The book is filled with aphorisms that address this paradox of faith and doubt. These ring true but often demand rereading and reflection. Early on he writes, “Inspiration is to thought what grace is to faith: intrusive, transcendent, transformative, but also evanescent and, all too often, anomalous.”
The writing throughout is, understandably, poetic, as in this description of his origins: “I grew up in a flat little sandblasted town in West Texas: pumpjacks and pickup trucks, cotton like grounded clouds, a dying strip, a lively dump, and above it all a huge blue and boundless void I never really noticed until I left, when it began to expand alarmingly inside of me.”
Wiman’s language about faith is refreshing because it does not employ the usual insider phrases. He often contrasts faith and belief, noting that “faith in God is, in the deepest sense, faith in life—which means that even the staunchest life of faith is a life of great change.”
Belief, on the other hand, is more intellectual and superficial. “How astonishing it is,” he writes, “the fierceness with which we cling to beliefs that have made us miserable, or beliefs that prove to be so obviously inadequate when extreme suffering—or great joy—comes.”
Another theme under the rubric of paradox is the co-mingling of God’s presence and absence. Wiman writes: “If grace woke me to God’s presence in the world and in my heart, it also woke me to his absence. I never truly felt the pain of unbelief until I began to believe.”
In 2005, Wiman learned that he had an incurable cancer of the blood, which he calls “as rare as it is unpredictable, ‘smoldering’ in some people for decades, turning others to quick tender.” Despite frequent hospitalizations and a bone marrow transplant, he wrote a book of essays, an excellent poetry collection (Every Riven Thing) and a translation of poetry by the Russian poet Osip Mandelstam, all while editing Poetry.
He also wrote this book in sections over a period of years.

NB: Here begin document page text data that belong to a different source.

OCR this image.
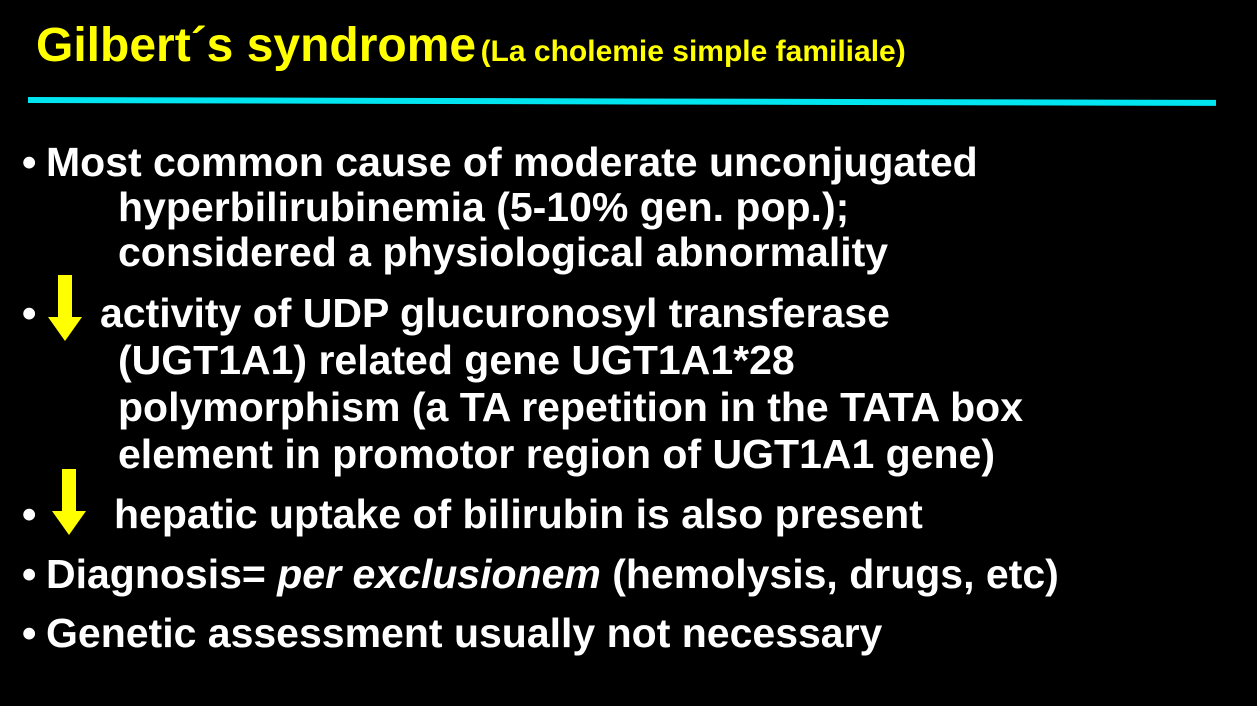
Gilbert´s syndrome (La cholemie simple familiale)
• Most common cause of moderate unconjugated
hyperbilirubinemia (5-10% gen. pop.);
considered a physiological abnormality
• activity of UDP glucuronosyl transferase
(UGT1A1) related gene UGT1A1*28
polymorphism (a TA repetition in the TATA box
element in promotor region of UGT1A1 gene)
• hepatic uptake of bilirubin is also present
• Diagnosis= per exclusionem (hemolysis, drugs, etc)
• Genetic assessment usually not necessary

Some parts are written during the early stages of cancer treatment, when he faced a more immediate chance of dying. He describes this with incisive feeling: “It is qualitatively different when death leans over to sniff you, when massive unmetaphorical pain goes crawling through your bones, when fear … ices your spine.”
Wiman weaves in excerpts from poems from a variety of sources, including some of his own. And one of his recurring themes is the affinity of poetry and faith. He points to the importance of imagination in experiencing God: “Human imagination is not simply our means of reaching out to God but God’s means of manifesting himself to us.”

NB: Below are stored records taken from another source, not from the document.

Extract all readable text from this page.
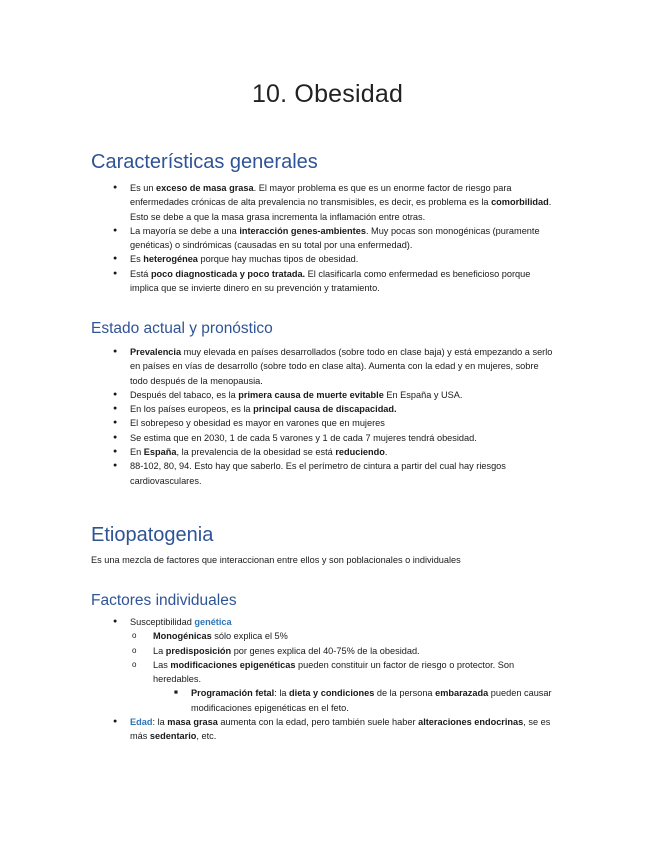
10. Obesidad
Características generales
● Es un exceso de masa grasa. El mayor problema es que es un enorme factor de riesgo para enfermedades crónicas de alta prevalencia no transmisibles, es decir, es problema es la comorbilidad. Esto se debe a que la masa grasa incrementa la inflamación entre otras.
● La mayoría se debe a una interacción genes-ambientes. Muy pocas son monogénicas (puramente genéticas) o sindrómicas (causadas en su total por una enfermedad).
● Es heterogénea porque hay muchas tipos de obesidad.
● Está poco diagnosticada y poco tratada. El clasificarla como enfermedad es beneficioso porque implica que se invierte dinero en su prevención y tratamiento.
Estado actual y pronóstico
● Prevalencia muy elevada en países desarrollados (sobre todo en clase baja) y está empezando a serlo en países en vías de desarrollo (sobre todo en clase alta). Aumenta con la edad y en mujeres, sobre todo después de la menopausia.
● Después del tabaco, es la primera causa de muerte evitable En España y USA.
● En los países europeos, es la principal causa de discapacidad.
● El sobrepeso y obesidad es mayor en varones que en mujeres
● Se estima que en 2030, 1 de cada 5 varones y 1 de cada 7 mujeres tendrá obesidad.
● En España, la prevalencia de la obesidad se está reduciendo.
● 88-102, 80, 94. Esto hay que saberlo. Es el perímetro de cintura a partir del cual hay riesgos cardiovasculares.
Etiopatogenia
Es una mezcla de factores que interaccionan entre ellos y son poblacionales o individuales
Factores individuales
● Susceptibilidad genética
o Monogénicas sólo explica el 5%
o La predisposición por genes explica del 40-75% de la obesidad.
o Las modificaciones epigenéticas pueden constituir un factor de riesgo o protector. Son heredables.
■ Programación fetal: la dieta y condiciones de la persona embarazada pueden causar modificaciones epigenéticas en el feto.
● Edad: la masa grasa aumenta con la edad, pero también suele haber alteraciones endocrinas, se es más sedentario, etc.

He describes a real poem as having “singular music and lightning insight,” while a living god “is not outside of reality but in it, though in ways it takes patience and imagination to perceive.”
This is why, he writes later, “poetry is so powerful, and so integral to any unified spiritual life: it preserves both aspects of spiritual experience, because to name is to praise and lose in one instant. So many ways of saying God.” There’s that paradox again, something you’ll find in poetry and in the Christian mystics.
However, Wiman does not see poetry as a replacement for faith. He notes that “modern spiritual consciousness is predicated upon the fact that God is gone,” but for him, “Christ … is a shard of glass in your gut.”
He says he is a Christian because of Jesus’ cry on the cross, “My God, my God, why hast thou forsaken me?” Christ’s suffering, he writes, “shatters the iron walls around individual human suffering,” and “Christ’s compassion makes extreme human compassion—to the point of death, even—possible.” And he is a Christian, he writes, “because I can feel God only through physical existence, can feel his love only in the love of other people.”
Wiman does more than record thoughts unconnected to his life. He writes of his experiences of this love through his wife and his twin daughters, who have helped carry him through seven years of cancer.
In the end, he concludes that at the heart of faith is “acceptance of all the gifts that God, even in the midst of death, grants us.”
My Bright Abyss is a book of depth and insight that demands careful reading and reflecting. I will certainly be rereading it more than once in the years ahead.